Car si tout migrant qui arrive sur le sol belge et y a demandé l'asile a droit à un accompagnement médical, les soins diffèrent selon son lieu d'hébergement. Ceux qui logent dans des bâtiments gérés par les CPAS doivent demander l'autorisation à ces derniers de consulter un professionnel de la santé, avec des approches variables selon les CPAS. Ceux qui séjournent dans des centres d'accueil collectifs peuvent consulter sur place des infirmiers internes ainsi que des médecins généralistes et psychologues venus de l'extérieur. Les mineurs étrangers non accompagnés ont eux droit à l'assurance maladie obligatoire sous certaines conditions.

Pour les acteurs interrogés par le KCE, la multiplication de systèmes parallèles n'est pas efficace malgré le grand déploiement d'énergie qu'il représente. Le centre de recherche recommande une réforme "dans le sens d'une simplification", avec un seul système pour l'ensemble des demandeurs d'asile.

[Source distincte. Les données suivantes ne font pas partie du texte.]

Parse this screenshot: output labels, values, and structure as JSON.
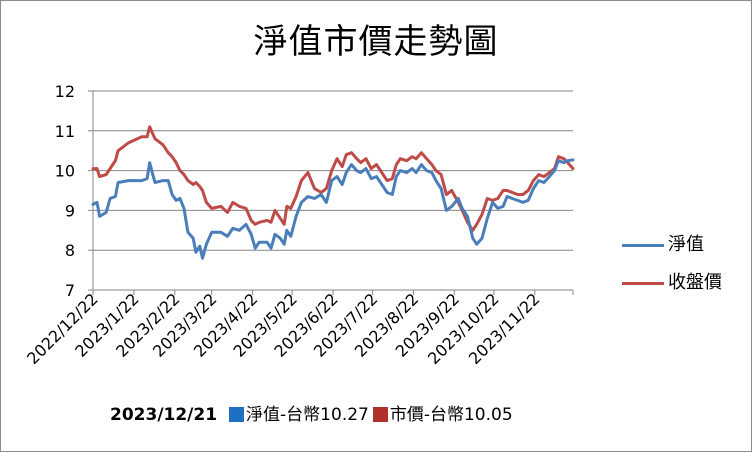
{
  "title": "淨值市價走勢圖",
  "footer": {
    "date": "2023/12/21",
    "nav_label": "淨值-台幣10.27",
    "price_label": "市價-台幣10.05"
  },
  "colors": {
    "nav": "#4a7ebb",
    "price": "#be4b48",
    "nav_box": "#1f6fc5",
    "price_box": "#b0302c",
    "grid": "#868686"
  },
  "chart_data": {
    "type": "line",
    "title": "淨值市價走勢圖",
    "ylim": [
      7,
      12
    ],
    "yticks": [
      7,
      8,
      9,
      10,
      11,
      12
    ],
    "grid": true,
    "legend": "right",
    "x_labels": [
      "2022/12/22",
      "2023/1/22",
      "2023/2/22",
      "2023/3/22",
      "2023/4/22",
      "2023/5/22",
      "2023/6/22",
      "2023/7/22",
      "2023/8/22",
      "2023/9/22",
      "2023/10/22",
      "2023/11/22"
    ],
    "x_range": [
      "2022/12/22",
      "2023/12/21"
    ],
    "series": [
      {
        "name": "淨值",
        "points": [
          [
            "2022/12/22",
            9.15
          ],
          [
            "2022/12/25",
            9.2
          ],
          [
            "2022/12/27",
            8.85
          ],
          [
            "2023/1/1",
            8.95
          ],
          [
            "2023/1/4",
            9.3
          ],
          [
            "2023/1/8",
            9.35
          ],
          [
            "2023/1/10",
            9.7
          ],
          [
            "2023/1/18",
            9.75
          ],
          [
            "2023/1/28",
            9.75
          ],
          [
            "2023/2/1",
            9.8
          ],
          [
            "2023/2/3",
            10.2
          ],
          [
            "2023/2/5",
            9.95
          ],
          [
            "2023/2/7",
            9.7
          ],
          [
            "2023/2/13",
            9.75
          ],
          [
            "2023/2/17",
            9.75
          ],
          [
            "2023/2/20",
            9.4
          ],
          [
            "2023/2/23",
            9.25
          ],
          [
            "2023/2/26",
            9.3
          ],
          [
            "2023/3/1",
            9.05
          ],
          [
            "2023/3/4",
            8.45
          ],
          [
            "2023/3/8",
            8.3
          ],
          [
            "2023/3/10",
            7.95
          ],
          [
            "2023/3/13",
            8.1
          ],
          [
            "2023/3/15",
            7.8
          ],
          [
            "2023/3/18",
            8.15
          ],
          [
            "2023/3/22",
            8.45
          ],
          [
            "2023/3/29",
            8.45
          ],
          [
            "2023/4/3",
            8.35
          ],
          [
            "2023/4/7",
            8.55
          ],
          [
            "2023/4/12",
            8.5
          ],
          [
            "2023/4/17",
            8.65
          ],
          [
            "2023/4/21",
            8.4
          ],
          [
            "2023/4/24",
            8.05
          ],
          [
            "2023/4/27",
            8.2
          ],
          [
            "2023/5/3",
            8.2
          ],
          [
            "2023/5/6",
            8.05
          ],
          [
            "2023/5/9",
            8.4
          ],
          [
            "2023/5/13",
            8.3
          ],
          [
            "2023/5/16",
            8.15
          ],
          [
            "2023/5/18",
            8.5
          ],
          [
            "2023/5/21",
            8.35
          ],
          [
            "2023/5/25",
            8.85
          ],
          [
            "2023/5/29",
            9.2
          ],
          [
            "2023/6/3",
            9.35
          ],
          [
            "2023/6/8",
            9.3
          ],
          [
            "2023/6/13",
            9.4
          ],
          [
            "2023/6/17",
            9.2
          ],
          [
            "2023/6/21",
            9.75
          ],
          [
            "2023/6/25",
            9.85
          ],
          [
            "2023/6/29",
            9.65
          ],
          [
            "2023/7/2",
            9.95
          ],
          [
            "2023/7/6",
            10.15
          ],
          [
            "2023/7/10",
            10.0
          ],
          [
            "2023/7/13",
            9.95
          ],
          [
            "2023/7/17",
            10.05
          ],
          [
            "2023/7/21",
            9.8
          ],
          [
            "2023/7/25",
            9.85
          ],
          [
            "2023/7/29",
            9.65
          ],
          [
            "2023/8/2",
            9.45
          ],
          [
            "2023/8/6",
            9.4
          ],
          [
            "2023/8/9",
            9.85
          ],
          [
            "2023/8/12",
            10.0
          ],
          [
            "2023/8/17",
            9.95
          ],
          [
            "2023/8/21",
            10.05
          ],
          [
            "2023/8/24",
            9.95
          ],
          [
            "2023/8/28",
            10.15
          ],
          [
            "2023/9/1",
            10.0
          ],
          [
            "2023/9/5",
            9.95
          ],
          [
            "2023/9/8",
            9.75
          ],
          [
            "2023/9/12",
            9.55
          ],
          [
            "2023/9/16",
            9.0
          ],
          [
            "2023/9/20",
            9.1
          ],
          [
            "2023/9/25",
            9.3
          ],
          [
            "2023/9/28",
            9.05
          ],
          [
            "2023/10/2",
            8.85
          ],
          [
            "2023/10/6",
            8.3
          ],
          [
            "2023/10/9",
            8.15
          ],
          [
            "2023/10/13",
            8.3
          ],
          [
            "2023/10/17",
            8.8
          ],
          [
            "2023/10/21",
            9.2
          ],
          [
            "2023/10/25",
            9.05
          ],
          [
            "2023/10/29",
            9.1
          ],
          [
            "2023/11/1",
            9.35
          ],
          [
            "2023/11/5",
            9.3
          ],
          [
            "2023/11/9",
            9.25
          ],
          [
            "2023/11/13",
            9.2
          ],
          [
            "2023/11/17",
            9.25
          ],
          [
            "2023/11/21",
            9.55
          ],
          [
            "2023/11/25",
            9.75
          ],
          [
            "2023/11/29",
            9.7
          ],
          [
            "2023/12/3",
            9.85
          ],
          [
            "2023/12/7",
            10.0
          ],
          [
            "2023/12/10",
            10.25
          ],
          [
            "2023/12/14",
            10.2
          ],
          [
            "2023/12/17",
            10.25
          ],
          [
            "2023/12/21",
            10.27
          ]
        ]
      },
      {
        "name": "收盤價",
        "points": [
          [
            "2022/12/22",
            10.05
          ],
          [
            "2022/12/25",
            10.05
          ],
          [
            "2022/12/27",
            9.85
          ],
          [
            "2023/1/1",
            9.9
          ],
          [
            "2023/1/4",
            10.05
          ],
          [
            "2023/1/8",
            10.25
          ],
          [
            "2023/1/10",
            10.5
          ],
          [
            "2023/1/18",
            10.7
          ],
          [
            "2023/1/28",
            10.85
          ],
          [
            "2023/2/1",
            10.85
          ],
          [
            "2023/2/3",
            11.1
          ],
          [
            "2023/2/5",
            10.95
          ],
          [
            "2023/2/7",
            10.8
          ],
          [
            "2023/2/13",
            10.65
          ],
          [
            "2023/2/17",
            10.45
          ],
          [
            "2023/2/20",
            10.35
          ],
          [
            "2023/2/23",
            10.2
          ],
          [
            "2023/2/26",
            10.0
          ],
          [
            "2023/3/1",
            9.9
          ],
          [
            "2023/3/4",
            9.75
          ],
          [
            "2023/3/8",
            9.65
          ],
          [
            "2023/3/10",
            9.7
          ],
          [
            "2023/3/13",
            9.6
          ],
          [
            "2023/3/15",
            9.5
          ],
          [
            "2023/3/18",
            9.2
          ],
          [
            "2023/3/22",
            9.05
          ],
          [
            "2023/3/29",
            9.1
          ],
          [
            "2023/4/3",
            8.95
          ],
          [
            "2023/4/7",
            9.2
          ],
          [
            "2023/4/12",
            9.1
          ],
          [
            "2023/4/17",
            9.05
          ],
          [
            "2023/4/21",
            8.75
          ],
          [
            "2023/4/24",
            8.65
          ],
          [
            "2023/4/27",
            8.7
          ],
          [
            "2023/5/3",
            8.75
          ],
          [
            "2023/5/6",
            8.7
          ],
          [
            "2023/5/9",
            9.0
          ],
          [
            "2023/5/13",
            8.8
          ],
          [
            "2023/5/16",
            8.65
          ],
          [
            "2023/5/18",
            9.1
          ],
          [
            "2023/5/21",
            9.05
          ],
          [
            "2023/5/25",
            9.35
          ],
          [
            "2023/5/29",
            9.75
          ],
          [
            "2023/6/3",
            9.95
          ],
          [
            "2023/6/8",
            9.55
          ],
          [
            "2023/6/13",
            9.45
          ],
          [
            "2023/6/17",
            9.55
          ],
          [
            "2023/6/21",
            10.0
          ],
          [
            "2023/6/25",
            10.3
          ],
          [
            "2023/6/29",
            10.1
          ],
          [
            "2023/7/2",
            10.4
          ],
          [
            "2023/7/6",
            10.45
          ],
          [
            "2023/7/10",
            10.3
          ],
          [
            "2023/7/13",
            10.2
          ],
          [
            "2023/7/17",
            10.3
          ],
          [
            "2023/7/21",
            10.05
          ],
          [
            "2023/7/25",
            10.15
          ],
          [
            "2023/7/29",
            9.95
          ],
          [
            "2023/8/2",
            9.75
          ],
          [
            "2023/8/6",
            9.8
          ],
          [
            "2023/8/9",
            10.15
          ],
          [
            "2023/8/12",
            10.3
          ],
          [
            "2023/8/17",
            10.25
          ],
          [
            "2023/8/21",
            10.35
          ],
          [
            "2023/8/24",
            10.3
          ],
          [
            "2023/8/28",
            10.45
          ],
          [
            "2023/9/1",
            10.3
          ],
          [
            "2023/9/5",
            10.15
          ],
          [
            "2023/9/8",
            10.0
          ],
          [
            "2023/9/12",
            9.9
          ],
          [
            "2023/9/16",
            9.4
          ],
          [
            "2023/9/20",
            9.5
          ],
          [
            "2023/9/25",
            9.2
          ],
          [
            "2023/9/28",
            9.0
          ],
          [
            "2023/10/2",
            8.7
          ],
          [
            "2023/10/6",
            8.5
          ],
          [
            "2023/10/9",
            8.65
          ],
          [
            "2023/10/13",
            8.9
          ],
          [
            "2023/10/17",
            9.3
          ],
          [
            "2023/10/21",
            9.25
          ],
          [
            "2023/10/25",
            9.3
          ],
          [
            "2023/10/29",
            9.5
          ],
          [
            "2023/11/1",
            9.5
          ],
          [
            "2023/11/5",
            9.45
          ],
          [
            "2023/11/9",
            9.4
          ],
          [
            "2023/11/13",
            9.4
          ],
          [
            "2023/11/17",
            9.5
          ],
          [
            "2023/11/21",
            9.75
          ],
          [
            "2023/11/25",
            9.9
          ],
          [
            "2023/11/29",
            9.85
          ],
          [
            "2023/12/3",
            9.95
          ],
          [
            "2023/12/7",
            10.05
          ],
          [
            "2023/12/10",
            10.35
          ],
          [
            "2023/12/14",
            10.3
          ],
          [
            "2023/12/17",
            10.2
          ],
          [
            "2023/12/21",
            10.05
          ]
        ]
      }
    ]
  }
}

Plusieurs options sont envisagées. La plus respectueuse des droits fondamentaux de cette catégorie de la population serait de l'inclure totalement dans le système global d'assurance maladie obligatoire belge. "Cependant, cette option est aussi celle qui exige la réorganisation la plus radicale", convient le KCE.

Une autre possibilité serait que Fedasil centralise la gestion de soins de santé de tous les demandeurs d'asile. Mais, pour Fedasil, "l'investissement nécessaire pour arriver à un fonctionnement aussi efficace que les mutualités existantes serait considérable".

Enfin, on pourrait laisser les compétences et responsabilités chez les mêmes acteurs qu'actuellement, mais en utilisant uniquement la nomenclature de l'assurance maladie. Cela permettrait de faire l'économie d'une réforme d'envergure mais laissera subsister des inégalités.

Il appartient au pouvoir politique de trancher. En attendant, le KCE énumère aussi plusieurs améliorations du système actuel qui pourraient rapidement être mises en oeuvre.

En 2018, 23.443 personnes ont introduit une demande de protection internationale auprès de l'Office des étrangers. "Il est démontré que le fait de permettre aux personnes sans titre de séjour légal d'accéder à la même couverture médicale que les nationaux diminue les coûts globaux pour la société", rappelle le KCE.